3D World
- Cover for the final issue (December 2024), featuring The Wild Robot
- Editor: Richard Hill
- Categories: Computer magazine, visual effects
- Frequency: Every four weeks, 13 per year
- Circulation: 8,052 (January - December 2016)
- Publisher: Stuart Anderton
- Founded: 2000
- Final issue: December 2024
- Company: Future plc
- Country: United Kingdom
- Based in: Bath
- Language: English
- Website: www.3dworldmag.com
- ISSN: 1470-4382

= 3D World =

British 3D technology magazine

3D World is a magazine and website published by Future plc whose main focus is 3D animation, visual effects, video game design, illustration and architectural visualisation. 3D World appeared every four weeks and was sold in the UK, the US, in mainland Europe, Australia, New Zealand, South Africa and many other countries. It was also sold as a digital replica for tablet computers.

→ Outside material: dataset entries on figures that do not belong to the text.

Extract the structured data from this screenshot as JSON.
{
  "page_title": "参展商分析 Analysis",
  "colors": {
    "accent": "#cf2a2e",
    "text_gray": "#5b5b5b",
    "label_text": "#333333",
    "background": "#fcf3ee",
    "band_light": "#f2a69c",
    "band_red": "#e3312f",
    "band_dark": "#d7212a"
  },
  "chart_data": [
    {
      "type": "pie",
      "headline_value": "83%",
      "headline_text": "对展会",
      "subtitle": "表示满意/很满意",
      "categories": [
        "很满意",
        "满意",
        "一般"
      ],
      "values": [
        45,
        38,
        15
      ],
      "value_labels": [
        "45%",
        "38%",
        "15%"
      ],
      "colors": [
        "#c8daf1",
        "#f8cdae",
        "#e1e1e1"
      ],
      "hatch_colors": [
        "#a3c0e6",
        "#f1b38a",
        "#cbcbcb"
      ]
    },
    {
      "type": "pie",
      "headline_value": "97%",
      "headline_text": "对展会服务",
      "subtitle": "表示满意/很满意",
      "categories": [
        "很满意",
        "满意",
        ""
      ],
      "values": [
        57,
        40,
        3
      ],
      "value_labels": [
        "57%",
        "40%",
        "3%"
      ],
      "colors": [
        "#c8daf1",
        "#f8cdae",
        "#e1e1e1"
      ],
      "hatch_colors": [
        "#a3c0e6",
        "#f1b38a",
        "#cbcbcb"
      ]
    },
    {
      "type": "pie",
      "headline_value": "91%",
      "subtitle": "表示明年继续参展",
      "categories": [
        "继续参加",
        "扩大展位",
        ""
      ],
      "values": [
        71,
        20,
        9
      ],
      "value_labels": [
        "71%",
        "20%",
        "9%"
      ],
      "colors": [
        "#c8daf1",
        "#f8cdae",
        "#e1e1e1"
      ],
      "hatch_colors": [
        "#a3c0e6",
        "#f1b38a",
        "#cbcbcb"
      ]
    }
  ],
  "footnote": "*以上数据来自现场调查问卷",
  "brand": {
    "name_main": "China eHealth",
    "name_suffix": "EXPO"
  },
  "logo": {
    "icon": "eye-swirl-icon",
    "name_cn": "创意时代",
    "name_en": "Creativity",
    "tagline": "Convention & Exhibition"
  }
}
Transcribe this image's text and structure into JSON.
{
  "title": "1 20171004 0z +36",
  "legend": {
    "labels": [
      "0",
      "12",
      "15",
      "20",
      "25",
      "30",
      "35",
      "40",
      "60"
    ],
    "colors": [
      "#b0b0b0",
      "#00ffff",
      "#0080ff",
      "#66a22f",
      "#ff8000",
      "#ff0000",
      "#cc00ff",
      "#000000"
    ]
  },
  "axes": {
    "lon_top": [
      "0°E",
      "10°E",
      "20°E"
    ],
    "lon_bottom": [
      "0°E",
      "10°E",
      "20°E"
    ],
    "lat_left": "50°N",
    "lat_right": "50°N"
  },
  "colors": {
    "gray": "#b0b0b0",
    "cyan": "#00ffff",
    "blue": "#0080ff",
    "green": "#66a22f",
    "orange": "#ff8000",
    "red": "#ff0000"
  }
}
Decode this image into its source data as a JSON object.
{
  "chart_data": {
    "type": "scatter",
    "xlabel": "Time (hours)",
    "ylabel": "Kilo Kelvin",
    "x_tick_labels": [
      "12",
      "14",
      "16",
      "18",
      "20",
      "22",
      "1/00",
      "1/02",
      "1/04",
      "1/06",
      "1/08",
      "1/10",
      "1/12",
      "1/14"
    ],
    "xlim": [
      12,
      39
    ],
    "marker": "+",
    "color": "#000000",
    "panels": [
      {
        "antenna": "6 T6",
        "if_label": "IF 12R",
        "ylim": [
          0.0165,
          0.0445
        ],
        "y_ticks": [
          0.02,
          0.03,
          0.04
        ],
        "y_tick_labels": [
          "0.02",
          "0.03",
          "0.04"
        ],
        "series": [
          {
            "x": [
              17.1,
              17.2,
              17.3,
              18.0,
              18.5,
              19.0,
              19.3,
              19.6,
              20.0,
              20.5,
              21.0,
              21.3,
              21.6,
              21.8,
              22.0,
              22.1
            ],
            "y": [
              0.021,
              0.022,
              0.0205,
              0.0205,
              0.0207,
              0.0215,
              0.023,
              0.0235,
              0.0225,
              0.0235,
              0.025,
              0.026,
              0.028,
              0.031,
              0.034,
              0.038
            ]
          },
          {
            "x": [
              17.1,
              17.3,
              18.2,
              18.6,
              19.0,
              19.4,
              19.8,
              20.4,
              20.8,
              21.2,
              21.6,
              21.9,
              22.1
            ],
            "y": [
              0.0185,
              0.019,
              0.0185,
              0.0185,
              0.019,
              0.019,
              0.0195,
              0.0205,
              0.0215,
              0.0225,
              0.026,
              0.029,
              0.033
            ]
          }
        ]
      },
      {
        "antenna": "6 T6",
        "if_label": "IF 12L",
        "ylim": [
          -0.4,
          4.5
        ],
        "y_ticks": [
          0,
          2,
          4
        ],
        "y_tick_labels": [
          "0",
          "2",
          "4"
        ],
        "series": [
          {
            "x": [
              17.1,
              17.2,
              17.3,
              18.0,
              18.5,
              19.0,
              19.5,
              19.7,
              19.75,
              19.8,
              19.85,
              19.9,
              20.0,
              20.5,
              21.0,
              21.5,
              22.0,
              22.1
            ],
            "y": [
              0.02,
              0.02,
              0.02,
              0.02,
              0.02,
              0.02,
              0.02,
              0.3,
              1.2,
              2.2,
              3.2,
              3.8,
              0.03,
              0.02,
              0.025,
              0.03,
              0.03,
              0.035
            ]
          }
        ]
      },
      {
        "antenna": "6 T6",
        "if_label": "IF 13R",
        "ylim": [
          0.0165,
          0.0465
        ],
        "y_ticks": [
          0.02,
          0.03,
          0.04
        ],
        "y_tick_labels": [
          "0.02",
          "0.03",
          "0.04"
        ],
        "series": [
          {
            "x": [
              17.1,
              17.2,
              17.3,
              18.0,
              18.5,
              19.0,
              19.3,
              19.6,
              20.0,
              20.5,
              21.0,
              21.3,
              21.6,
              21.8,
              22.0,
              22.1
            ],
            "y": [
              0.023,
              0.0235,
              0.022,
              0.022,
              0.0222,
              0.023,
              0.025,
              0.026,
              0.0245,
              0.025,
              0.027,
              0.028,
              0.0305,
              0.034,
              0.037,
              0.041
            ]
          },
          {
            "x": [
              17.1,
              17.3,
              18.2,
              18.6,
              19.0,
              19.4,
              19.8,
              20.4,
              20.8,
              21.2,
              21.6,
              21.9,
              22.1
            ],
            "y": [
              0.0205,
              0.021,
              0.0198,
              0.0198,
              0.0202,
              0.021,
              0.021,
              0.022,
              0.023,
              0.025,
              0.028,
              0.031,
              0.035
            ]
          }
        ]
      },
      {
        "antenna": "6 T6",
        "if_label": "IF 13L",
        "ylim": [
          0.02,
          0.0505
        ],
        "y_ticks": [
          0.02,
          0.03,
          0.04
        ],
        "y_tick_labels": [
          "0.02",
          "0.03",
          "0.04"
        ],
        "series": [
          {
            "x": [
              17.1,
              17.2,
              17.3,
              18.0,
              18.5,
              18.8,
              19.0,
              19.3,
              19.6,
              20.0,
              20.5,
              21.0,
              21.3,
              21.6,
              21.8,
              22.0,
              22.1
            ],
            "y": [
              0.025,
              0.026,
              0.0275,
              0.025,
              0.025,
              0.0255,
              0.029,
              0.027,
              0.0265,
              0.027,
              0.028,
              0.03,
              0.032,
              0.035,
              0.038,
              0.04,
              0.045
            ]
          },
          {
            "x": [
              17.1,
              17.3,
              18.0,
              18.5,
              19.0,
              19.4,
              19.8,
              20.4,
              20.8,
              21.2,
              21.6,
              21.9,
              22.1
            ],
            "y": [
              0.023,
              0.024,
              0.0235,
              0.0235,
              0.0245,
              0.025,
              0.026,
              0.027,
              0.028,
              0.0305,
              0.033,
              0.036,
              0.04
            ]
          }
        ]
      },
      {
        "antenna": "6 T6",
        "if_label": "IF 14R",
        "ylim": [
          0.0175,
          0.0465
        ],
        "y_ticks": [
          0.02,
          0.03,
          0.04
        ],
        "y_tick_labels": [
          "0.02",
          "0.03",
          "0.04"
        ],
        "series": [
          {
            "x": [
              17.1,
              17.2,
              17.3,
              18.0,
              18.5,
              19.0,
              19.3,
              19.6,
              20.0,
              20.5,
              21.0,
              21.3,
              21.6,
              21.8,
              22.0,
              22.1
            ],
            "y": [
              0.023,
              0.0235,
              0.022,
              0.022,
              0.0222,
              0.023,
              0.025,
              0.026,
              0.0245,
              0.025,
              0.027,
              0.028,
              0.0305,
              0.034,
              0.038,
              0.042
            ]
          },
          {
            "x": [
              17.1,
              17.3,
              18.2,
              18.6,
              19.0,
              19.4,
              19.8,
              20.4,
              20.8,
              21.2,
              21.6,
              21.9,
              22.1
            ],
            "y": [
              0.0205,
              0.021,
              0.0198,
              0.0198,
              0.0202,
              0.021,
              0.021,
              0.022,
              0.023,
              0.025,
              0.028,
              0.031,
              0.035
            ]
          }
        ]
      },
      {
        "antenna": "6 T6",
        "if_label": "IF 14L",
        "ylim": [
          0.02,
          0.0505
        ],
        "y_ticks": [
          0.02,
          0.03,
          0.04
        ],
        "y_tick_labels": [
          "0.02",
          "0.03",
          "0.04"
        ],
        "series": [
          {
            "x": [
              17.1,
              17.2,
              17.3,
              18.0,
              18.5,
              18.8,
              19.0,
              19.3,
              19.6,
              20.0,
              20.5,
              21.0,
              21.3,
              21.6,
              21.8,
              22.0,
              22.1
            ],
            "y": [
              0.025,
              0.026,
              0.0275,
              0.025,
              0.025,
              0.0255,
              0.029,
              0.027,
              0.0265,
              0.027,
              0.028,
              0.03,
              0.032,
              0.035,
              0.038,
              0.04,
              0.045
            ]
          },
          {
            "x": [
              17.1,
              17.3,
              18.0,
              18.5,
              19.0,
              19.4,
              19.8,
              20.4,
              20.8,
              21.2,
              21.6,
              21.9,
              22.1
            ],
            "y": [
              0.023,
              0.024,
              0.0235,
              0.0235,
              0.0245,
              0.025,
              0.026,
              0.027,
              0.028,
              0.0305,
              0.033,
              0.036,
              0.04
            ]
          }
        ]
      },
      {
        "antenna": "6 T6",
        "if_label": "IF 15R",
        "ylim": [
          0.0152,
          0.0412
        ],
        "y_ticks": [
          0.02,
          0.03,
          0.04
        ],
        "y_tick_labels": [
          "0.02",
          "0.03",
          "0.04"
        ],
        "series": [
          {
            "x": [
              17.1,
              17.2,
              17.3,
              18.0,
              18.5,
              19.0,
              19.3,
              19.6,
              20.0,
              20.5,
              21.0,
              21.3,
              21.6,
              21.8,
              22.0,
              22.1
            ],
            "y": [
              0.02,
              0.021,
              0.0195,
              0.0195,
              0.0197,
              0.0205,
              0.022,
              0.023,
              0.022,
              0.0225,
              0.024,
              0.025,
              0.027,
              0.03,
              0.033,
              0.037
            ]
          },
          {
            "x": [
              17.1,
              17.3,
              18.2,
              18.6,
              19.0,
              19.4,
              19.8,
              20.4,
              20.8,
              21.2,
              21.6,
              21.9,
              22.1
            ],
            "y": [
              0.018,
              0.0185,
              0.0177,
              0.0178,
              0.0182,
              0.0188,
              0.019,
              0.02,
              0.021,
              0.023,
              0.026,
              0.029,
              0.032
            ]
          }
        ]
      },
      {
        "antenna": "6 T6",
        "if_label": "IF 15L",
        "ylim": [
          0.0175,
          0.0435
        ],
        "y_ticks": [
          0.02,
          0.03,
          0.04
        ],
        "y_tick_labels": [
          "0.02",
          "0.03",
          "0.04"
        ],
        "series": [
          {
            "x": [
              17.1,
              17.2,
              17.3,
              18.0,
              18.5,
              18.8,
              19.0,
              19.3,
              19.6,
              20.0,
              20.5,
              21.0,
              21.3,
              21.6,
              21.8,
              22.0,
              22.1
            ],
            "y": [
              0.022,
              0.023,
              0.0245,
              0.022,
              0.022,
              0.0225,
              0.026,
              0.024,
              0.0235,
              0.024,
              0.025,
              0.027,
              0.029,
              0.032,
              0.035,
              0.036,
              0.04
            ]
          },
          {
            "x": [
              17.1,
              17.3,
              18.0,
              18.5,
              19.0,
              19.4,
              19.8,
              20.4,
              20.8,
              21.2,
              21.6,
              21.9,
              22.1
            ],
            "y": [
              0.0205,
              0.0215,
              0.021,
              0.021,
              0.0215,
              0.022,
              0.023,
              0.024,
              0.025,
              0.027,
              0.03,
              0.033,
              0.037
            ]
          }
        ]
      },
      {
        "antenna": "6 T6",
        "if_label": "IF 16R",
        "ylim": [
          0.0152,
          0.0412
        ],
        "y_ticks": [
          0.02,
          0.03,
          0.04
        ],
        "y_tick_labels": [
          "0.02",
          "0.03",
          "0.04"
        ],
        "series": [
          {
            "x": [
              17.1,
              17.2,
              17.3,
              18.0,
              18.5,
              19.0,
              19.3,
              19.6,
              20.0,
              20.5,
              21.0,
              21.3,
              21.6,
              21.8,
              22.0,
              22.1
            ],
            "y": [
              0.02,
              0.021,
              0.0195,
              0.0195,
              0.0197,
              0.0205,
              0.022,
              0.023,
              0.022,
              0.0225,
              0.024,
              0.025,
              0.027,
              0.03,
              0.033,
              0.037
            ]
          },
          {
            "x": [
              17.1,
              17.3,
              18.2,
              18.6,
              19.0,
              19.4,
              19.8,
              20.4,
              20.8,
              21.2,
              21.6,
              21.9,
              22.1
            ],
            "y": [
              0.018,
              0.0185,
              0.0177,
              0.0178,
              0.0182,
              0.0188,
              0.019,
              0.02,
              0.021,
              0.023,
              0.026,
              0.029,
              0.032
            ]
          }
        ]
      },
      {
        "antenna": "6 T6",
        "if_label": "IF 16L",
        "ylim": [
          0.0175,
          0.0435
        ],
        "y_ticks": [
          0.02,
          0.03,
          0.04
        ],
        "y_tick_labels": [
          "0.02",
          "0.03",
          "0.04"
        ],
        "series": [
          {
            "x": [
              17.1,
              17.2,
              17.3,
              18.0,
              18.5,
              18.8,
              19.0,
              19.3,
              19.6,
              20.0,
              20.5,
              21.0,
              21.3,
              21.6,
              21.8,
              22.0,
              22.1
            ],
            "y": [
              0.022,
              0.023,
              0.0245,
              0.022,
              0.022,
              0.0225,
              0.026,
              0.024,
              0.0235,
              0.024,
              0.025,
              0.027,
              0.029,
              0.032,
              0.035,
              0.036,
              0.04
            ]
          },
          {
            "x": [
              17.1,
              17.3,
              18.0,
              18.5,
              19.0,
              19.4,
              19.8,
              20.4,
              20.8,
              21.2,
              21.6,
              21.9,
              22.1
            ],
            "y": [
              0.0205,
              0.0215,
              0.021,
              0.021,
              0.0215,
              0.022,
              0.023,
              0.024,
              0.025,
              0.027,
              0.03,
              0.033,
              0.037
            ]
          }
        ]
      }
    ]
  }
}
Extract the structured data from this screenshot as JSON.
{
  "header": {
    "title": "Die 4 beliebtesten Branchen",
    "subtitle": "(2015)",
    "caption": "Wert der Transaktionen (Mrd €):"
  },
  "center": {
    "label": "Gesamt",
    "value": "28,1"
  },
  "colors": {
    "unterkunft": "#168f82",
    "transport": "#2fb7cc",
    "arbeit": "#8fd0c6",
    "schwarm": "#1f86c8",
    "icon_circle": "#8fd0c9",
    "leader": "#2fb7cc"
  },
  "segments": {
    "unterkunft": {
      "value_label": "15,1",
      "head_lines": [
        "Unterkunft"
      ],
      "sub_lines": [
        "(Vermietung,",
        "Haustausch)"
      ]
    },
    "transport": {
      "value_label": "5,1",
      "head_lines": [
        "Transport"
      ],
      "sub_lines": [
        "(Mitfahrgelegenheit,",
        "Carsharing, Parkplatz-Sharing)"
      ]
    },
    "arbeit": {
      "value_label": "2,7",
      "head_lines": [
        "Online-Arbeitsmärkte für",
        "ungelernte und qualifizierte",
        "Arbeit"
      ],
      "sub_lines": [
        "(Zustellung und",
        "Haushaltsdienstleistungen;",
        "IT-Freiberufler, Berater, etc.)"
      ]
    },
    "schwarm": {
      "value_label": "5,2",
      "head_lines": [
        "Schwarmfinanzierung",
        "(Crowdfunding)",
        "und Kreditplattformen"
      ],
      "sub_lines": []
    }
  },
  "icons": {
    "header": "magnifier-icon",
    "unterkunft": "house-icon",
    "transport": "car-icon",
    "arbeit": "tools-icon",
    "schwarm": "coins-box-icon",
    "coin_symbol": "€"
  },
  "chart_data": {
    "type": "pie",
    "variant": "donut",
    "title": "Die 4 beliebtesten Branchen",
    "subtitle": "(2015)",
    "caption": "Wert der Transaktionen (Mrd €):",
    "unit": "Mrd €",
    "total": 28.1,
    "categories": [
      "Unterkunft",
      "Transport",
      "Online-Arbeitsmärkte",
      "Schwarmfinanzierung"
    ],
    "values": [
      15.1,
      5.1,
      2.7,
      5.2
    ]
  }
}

The magazine ceased publication after being shut down in October 2024.

==Regular content==
- Exhibition: gallery of digitally created images submitted by readers.
- Pre-Viz: news from the computer-generated imagery industry.
- Feature: articles on a topic or project which have included areas such as open source software, film special effects, starting up a visual effects studio and machinima.
- Tutorials: software tutorials for various 2D, 3D and compositing packages.
- Q&A: includes "Question of the Month" and "Quick Question" where a team of industry specialists answer readers' questions on techniques to use in several software packages.
- Reviews: reviews on training materials, hardware and software.